Pas dans l'immédiat, mais il suffit de croiser le larron pour faire l'occasion…

Vous avez aussi enregistré avec l'Ensemble Pasticcio les 6 sonates en trio de Jan Dismas Zelenka, sans doute parmi les plus belles œuvres de la musique de chambre baroque. Cette musique a longtemps dérouté musiciens et auditeurs. Zelenka a-t-il enfin retrouvé, à votre avis, sa place dans le répertoire de musique ancienne ?

Je ne saurais parler pour le monde musical entier, mais je peux affirmer ici que pour le celui des anches doubles, Zelenka est devenue une pierre angulaire du répertoire baroque. Notre ensemble Pasticcio devrait si tout va bien sortir un deuxième volet dédié au compositeur courant 2014 avec les deux premières sonates et deux œuvres orchestrales.

On trouve dans votre catalogue des œuvres d’un certain František Xaver Thuri, musicien tchèque contemporain un peu anachronique, réincarnation d'un kantor du XVIIIe. Cela a-t-il un sens d'écrire de la musique "baroque ou classique" aujourd'hui ?

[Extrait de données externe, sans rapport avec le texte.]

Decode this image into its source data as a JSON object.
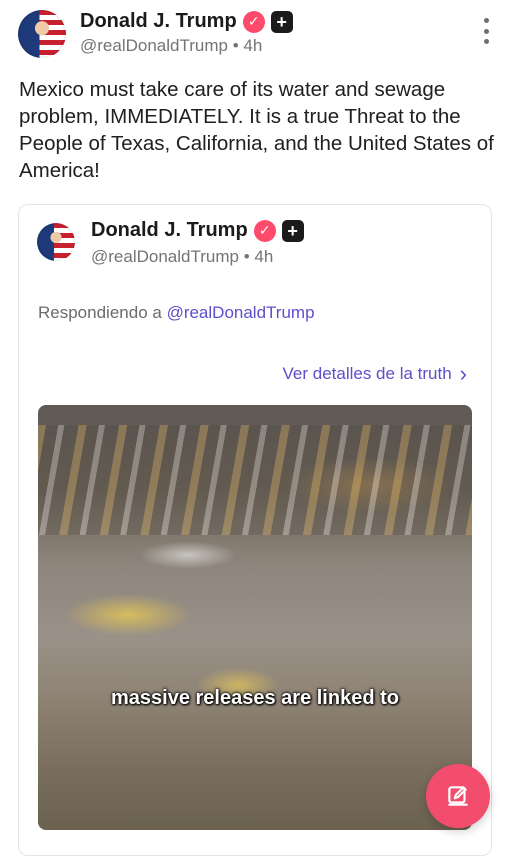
{
  "post": {
    "author_name": "Donald J. Trump",
    "handle": "@realDonaldTrump",
    "separator": "•",
    "time": "4h",
    "text": "Mexico must take care of its water and sewage problem, IMMEDIATELY. It is a true Threat to the People of Texas, California, and the United States of America!"
  },
  "quoted": {
    "author_name": "Donald J. Trump",
    "handle": "@realDonaldTrump",
    "separator": "•",
    "time": "4h",
    "reply_prefix": "Respondiendo a",
    "reply_target": "@realDonaldTrump",
    "details_link": "Ver detalles de la truth",
    "video_caption": "massive releases are linked to"
  },
  "colors": {
    "accent": "#5d4fc9",
    "verified": "#ff4b6b",
    "fab": "#f24d6c"
  },
  "icons": {
    "verified": "verified-check-icon",
    "plus": "plus-badge-icon",
    "more": "more-vertical-icon",
    "chevron": "chevron-right-icon",
    "compose": "compose-edit-icon"
  }
}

A titre tout à fait personnel, la seule qualité que je demande à une musique est d'être belle, sensible, agréable, profonde. Il n'est pas forcément besoin de jouer de nouveauté pour proposer une création qui soit porteuse de telle(s) qualité(s). Le compositeur peut donc emprunter le langage qu'il souhaite, connu ou novateur… s'il me touche, je le jouerai et le défendrai. Thuri a d'ailleurs aussi composé dans des styles plus contemporains.